So what’s the solution? Throw a bunch of money at Big Data, whatever it is, and sleep soundly knowing that you’ve gainfully employed a math graduate.

And therefore, Big Data is a big load of baloney.

2. Missing one V

Gartner defines Big Data as requiring Three V’s: Volume, Velocity, and Variety. So let’s look at this a bit deeper.

Volume of data: for sure, there’s loads of data out there. Huge amounts. Check.

Velocity of data: yep, data is moved around in large quantities faster than ever before. Check.

Variety of data: in most digital marketing ecosystems, there are the following types of data (yes, I know there are more, but for the sake of argument bear with me):

  • Site stats.
  • Email engagement stats.
  • Mobile/SMS stats.
  • Past purchases.
  • Demographics, preferences etc.

And within each of these, the options are finite. For example, in email, most people measure (at the very least) opens, clicks and conversions. That’s three types of data.

And for all of the other areas above it’s the same. For the sake of argument, let’s say that we’ve got 30 types of data in total.

This is the thing. 30 types of structured data. Processing this data doesn’t require a super-computer, it simply requires robust statistical methodology.

So, if you’re a digital marketer, what you actually have is ‘a few sets of structured, small data’, not ‘Big Data’.

And therefore, Big Data is a big load of baloney.

3. You can perfectly predict the past

With the beginning of the National Hockey League’s 2013-14 season fast approaching, I’ve been spending a lot of time lately trying to determine the best bets to place on the eventual winner.

And of course, it seems Big Data is the best route to my next million dollars. (Btw if anyone is interested in joining my hockey pool then drop me a line – go-live is 1st October!)

I downloaded as many team statistics as I could from last season and embedded them into a spreadsheet. It included rudimentary statistics such as Goals For and Goals Against, right through to Winning % when trailing after two periods, CORSI 5v5, and defensive zone exit rate.

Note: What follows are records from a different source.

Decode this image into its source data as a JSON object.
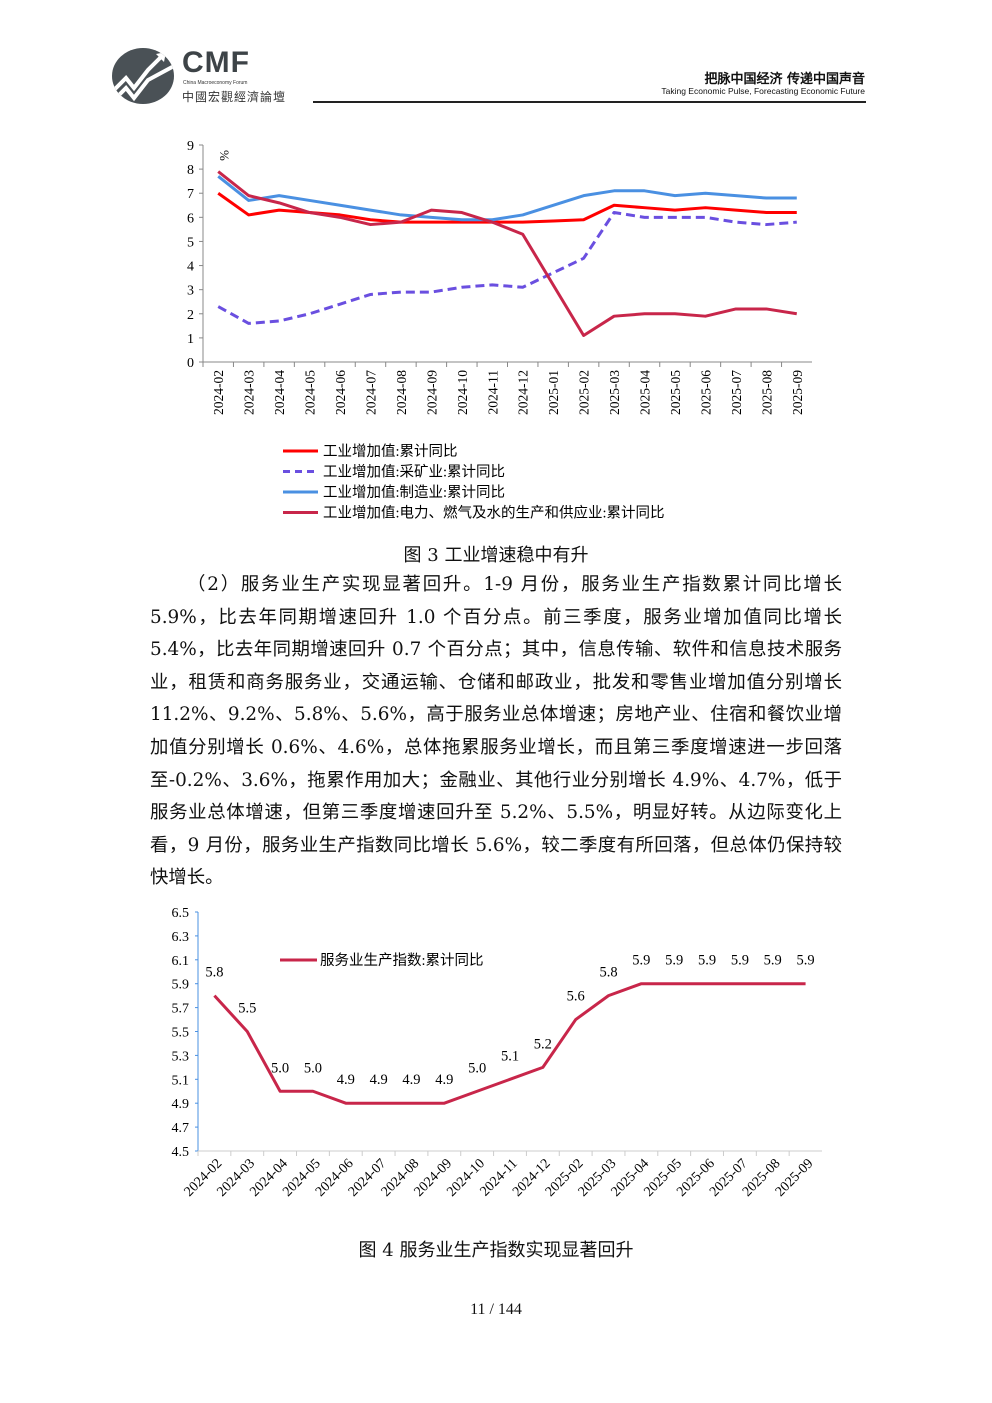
{
  "header": {
    "logo_name": "CMF",
    "logo_subtitle": "China Macroeconomy Forum",
    "logo_cn": "中國宏觀經濟論壇",
    "slogan_cn": "把脉中国经济  传递中国声音",
    "slogan_en": "Taking Economic Pulse, Forecasting Economic Future"
  },
  "figure3": {
    "caption": "图 3    工业增速稳中有升"
  },
  "figure4": {
    "caption": "图 4    服务业生产指数实现显著回升"
  },
  "body": {
    "paragraph": "（2）服务业生产实现显著回升。1-9 月份，服务业生产指数累计同比增长 5.9%，比去年同期增速回升 1.0 个百分点。前三季度，服务业增加值同比增长 5.4%，比去年同期增速回升 0.7 个百分点；其中，信息传输、软件和信息技术服务业，租赁和商务服务业，交通运输、仓储和邮政业，批发和零售业增加值分别增长 11.2%、9.2%、5.8%、5.6%，高于服务业总体增速；房地产业、住宿和餐饮业增加值分别增长 0.6%、4.6%，总体拖累服务业增长，而且第三季度增速进一步回落至-0.2%、3.6%，拖累作用加大；金融业、其他行业分别增长 4.9%、4.7%，低于服务业总体增速，但第三季度增速回升至 5.2%、5.5%，明显好转。从边际变化上看，9 月份，服务业生产指数同比增长 5.6%，较二季度有所回落，但总体仍保持较快增长。"
  },
  "footer": {
    "page": "11 / 144"
  },
  "chart_data": [
    {
      "type": "line",
      "title": "",
      "xlabel": "",
      "ylabel": "%",
      "ylim": [
        0,
        9
      ],
      "yticks": [
        "0",
        "1",
        "2",
        "3",
        "4",
        "5",
        "6",
        "7",
        "8",
        "9"
      ],
      "legend_position": "bottom",
      "categories": [
        "2024-02",
        "2024-03",
        "2024-04",
        "2024-05",
        "2024-06",
        "2024-07",
        "2024-08",
        "2024-09",
        "2024-10",
        "2024-11",
        "2024-12",
        "2025-01",
        "2025-02",
        "2025-03",
        "2025-04",
        "2025-05",
        "2025-06",
        "2025-07",
        "2025-08",
        "2025-09"
      ],
      "series": [
        {
          "name": "工业增加值:累计同比",
          "color": "#ff0000",
          "dash": false,
          "values": [
            7.0,
            6.1,
            6.3,
            6.2,
            6.1,
            5.9,
            5.8,
            5.8,
            5.8,
            5.8,
            5.8,
            5.85,
            5.9,
            6.5,
            6.4,
            6.3,
            6.4,
            6.3,
            6.2,
            6.2
          ]
        },
        {
          "name": "工业增加值:采矿业:累计同比",
          "color": "#6a4fe0",
          "dash": true,
          "values": [
            2.3,
            1.6,
            1.7,
            2.0,
            2.4,
            2.8,
            2.9,
            2.9,
            3.1,
            3.2,
            3.1,
            3.7,
            4.3,
            6.2,
            6.0,
            6.0,
            6.0,
            5.8,
            5.7,
            5.8
          ]
        },
        {
          "name": "工业增加值:制造业:累计同比",
          "color": "#4a90e2",
          "dash": false,
          "values": [
            7.7,
            6.7,
            6.9,
            6.7,
            6.5,
            6.3,
            6.1,
            6.0,
            5.9,
            5.9,
            6.1,
            6.5,
            6.9,
            7.1,
            7.1,
            6.9,
            7.0,
            6.9,
            6.8,
            6.8
          ]
        },
        {
          "name": "工业增加值:电力、燃气及水的生产和供应业:累计同比",
          "color": "#c8264a",
          "dash": false,
          "values": [
            7.9,
            6.9,
            6.6,
            6.2,
            6.0,
            5.7,
            5.8,
            6.3,
            6.2,
            5.8,
            5.3,
            3.2,
            1.1,
            1.9,
            2.0,
            2.0,
            1.9,
            2.2,
            2.2,
            2.0
          ]
        }
      ]
    },
    {
      "type": "line",
      "title": "",
      "xlabel": "",
      "ylabel": "",
      "ylim": [
        4.5,
        6.5
      ],
      "yticks": [
        "4.5",
        "4.7",
        "4.9",
        "5.1",
        "5.3",
        "5.5",
        "5.7",
        "5.9",
        "6.1",
        "6.3",
        "6.5"
      ],
      "legend_position": "top-center",
      "categories": [
        "2024-02",
        "2024-03",
        "2024-04",
        "2024-05",
        "2024-06",
        "2024-07",
        "2024-08",
        "2024-09",
        "2024-10",
        "2024-11",
        "2024-12",
        "2025-02",
        "2025-03",
        "2025-04",
        "2025-05",
        "2025-06",
        "2025-07",
        "2025-08",
        "2025-09"
      ],
      "series": [
        {
          "name": "服务业生产指数:累计同比",
          "color": "#c8264a",
          "dash": false,
          "values": [
            5.8,
            5.5,
            5.0,
            5.0,
            4.9,
            4.9,
            4.9,
            4.9,
            5.0,
            5.1,
            5.2,
            5.6,
            5.8,
            5.9,
            5.9,
            5.9,
            5.9,
            5.9,
            5.9
          ],
          "labels": [
            "5.8",
            "5.5",
            "5.0",
            "5.0",
            "4.9",
            "4.9",
            "4.9",
            "4.9",
            "5.0",
            "5.1",
            "5.2",
            "5.6",
            "5.8",
            "5.9",
            "5.9",
            "5.9",
            "5.9",
            "5.9",
            "5.9"
          ]
        }
      ]
    }
  ]
}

Then I ran a multiple regression and removed non-causal variables. I perfected the model such that the formula spat out expected point totals that were on average within 0.5 points of the actual result.

When I plugged in the raw data from the previous season, the outputted expected results weren’t even close to the actual results.

This is a perfect case of what is called ‘over-fitting’.

When you have a lot of data, the urge is to use all of it and create an uber-complex, bullet-proof formula. Take all of your data points and find the trendline that touches everything. But there’s an inherent problem with this – all you’ve done is create a formula to perfectly predict the past.

The risks that come with an over-fitted model are twofold:

  1. You are assuming that the future will      be the same as the past.
  2. Adding or removing variables becomes      extremely difficult and risky.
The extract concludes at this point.